After about 6 weeks of progressing from MAD to a more rigorous (but not full-blown) keto diet, we had an appointment with Nora’s doctor that specializes in the ketogenic diet. He was happy to let us continue with our current approach, considering the great results and our ability to handle the diet. Nora was almost seizure-free after a few weeks of a consistent 3:1 ratio. Because of the 3:1 ratio, he was calling it the ketogenic diet, even though Nora did not start on a hospitalized fast, we were not using their keto database, and we were not measuring and planning as rigorously as the method described by the NYT article cited above.
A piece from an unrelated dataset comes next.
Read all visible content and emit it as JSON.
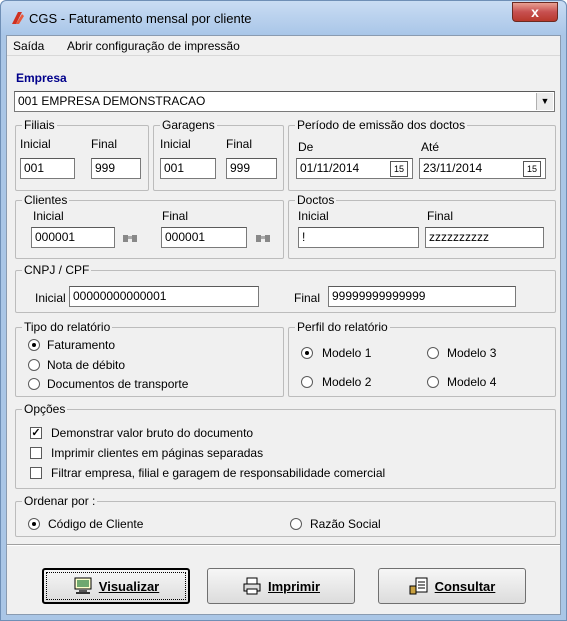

Therefore, I am calling our approach the modified ketogenic diet. Maybe we can get away with it because Nora’s seizure count was not so very high, but on the other hand myoclonics are a notoriously difficult epilepsy to control. We know that there are different “levels” of this diet approach that work for different people, so maybe we’ve just found the right mix for Nora. I don’t suggest that these results are generalizable. But I do think that the diet can be started with a less rigorous approach and increased if “stronger medicine” is needed. I hope that the practice eventually allows for this kind of gradual approach, because it may be much more manageable for a broader range of patients.
Finally, I would call our approach “keto-lite” because Nora is not eating anywhere near the amount of bacon suggested by the NYT article. I will describe Nora’s food choices in another post, because that is the most frequent question that I field about her “special diet,” as she calls it.